Imagine that you are a renter-or maybe you already are one-at a Michigan apartment building. You love your unit; it has everything you could want as far as amenities, as well as a few extras you didn't think you would end up liking. But your rent has increased since the first time you signed your lease and now that unit in the apartment down the street, though unappealing at first, is starting to look like a better-and cheaper-option.
So what would you do in a situation like this? Chances are, if you're like most renters, unless you're really unhappy with your current living conditions, moving is not the first thing that springs to mind. Although you might be saving $20 to $30 a month in rent by moving to another building down the block, is the savings really going to offset the cost of having to pack up and move? So what are your other options? According to some experts, in situations like this, it doesn't hurt to try to negotiate the terms of your lease; that is, if you follow a few of these helpful tips when you do so.

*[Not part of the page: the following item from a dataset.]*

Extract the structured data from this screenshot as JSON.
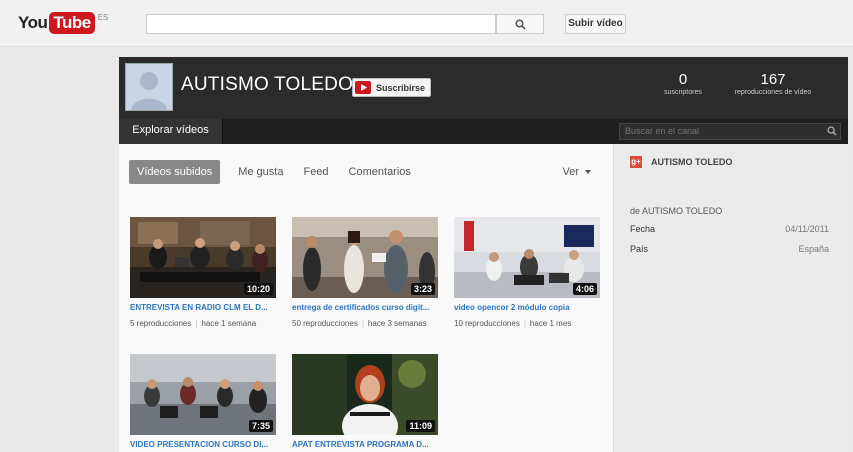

Building a good rapport with your landlord can actually go a long way when it comes to negotiating the terms of your lease. This is especially true if you'd like to drop a few dozen dollars off of your rent. Being trustworthy and a good tenant are always good first steps, say many experts who point out that landlords are more likely to want to keep people in their buildings that they don't view as a "nuisance" or "troublesome."
Opening a conversation with your landlord is another good step; explaining your situation then asking them what their thoughts on the matter are can help foster an existing relationship and open up negotiations in a more comfortable setting rather than straight out demanding changes.
Although we've only mentioned two here, there are several other ways of helping negotiations swing more in your favor when it comes time to sign your lease. Keep in mind however, that getting these changes to your lease in writing will be important so as to avoid messy litigation down the road.